Most of their family chose to show love, and Nikki says that over the years, they have only experienced a few painful hate crime instances in their community. One being when someone drove by Casey at a gas station and yelled a derogatory phrase and threw something at her. The other being when Casey was called out by a security guard after entering the female bathroom at high school with a friend. This was during the height of the transgender bathroom debate, and Casey had been advised to use the gender-neutral nurse’s bathroom in the office. Casey was humiliated by this experience, and never ventured into any bathroom at school again. Nikki became more staunch in her support of Target, one of the first corporations to state that patrons could use whichever bathroom aligns with their gender identity.
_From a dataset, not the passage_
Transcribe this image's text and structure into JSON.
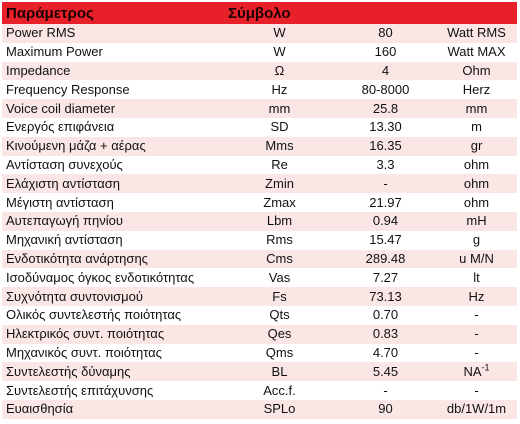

Nikki’s family has expanded in love and diversity: Casey’s partner is a trans male, and her gay son, Michael, is polyamorous and has had a partner who continues to perform drag. The Smithsons are outspoken supporters of the drag community in several cities, especially as of late when so much national attention has been thrust toward the St. George, Utah community, in which they now live, due to political debate over HBO’s recent filming of a drag show there. Along with “the most amazing ally couple,” Pam and Gregg, Nikki co-hosts a parent ally group at the St. George Encircle house. Nikki stands united with the LGBTQIA community in their small town and supports several organizations including (but not limited to) Pride of Southern Utah, Mama Dragons, LGBTQ+ Chamber of Commerce, Affirmation, Southern Utah DragStars, Equality Utah, and the family has a side business on Instagram, @OurFamilyDesign, which creates merch for drag performers and other items.
“I have a deep love for the LGBTQ community and I’m passionate about inclusion. We will keep fighting and seeking a fair and just community everywhere, not just St. George. I tell my kids, ‘I want you to be happy, healthy and safe – whatever that looks like for you’,” says Nikki. Her youngest daughter is 16, and “still figuring her authentic self out. I tell her, ‘Whatever it is, just do it and do it well. Be honest, safe, and we’re good.”
Religiously, Nikki has dreaded the question, “Are you LDS?” since she was first a single mom. She recalls, “I knew I’d need to define the religious journey for me and the kiddos. I originally said, ‘Yeah, but don’t judge the church off me or family,’ or, ‘I was raised LDS and kinda’… or ‘I’m kinda inactive’.” But recently, in the last couple years, Nikki has felt more confident saying, “I am unapologetically LDS.” She says this causes people to look at her and think “Ok, do I want to have a meaningful conversation or walk on...”
But Nikki knows, “My Savior’s love has never changed; I’m not worried about my eternal family. Our bishops have been really good to me because I tell them, ‘This is who we are and I choose Christlike love–I don’t have to worry about the whole eternal perspective and who’s sealed to who. I just need to worry about what I’m dealing with now. In my perception, my family is forever because I know we are the same good people. I love our Savior, and I know our God is a just God.”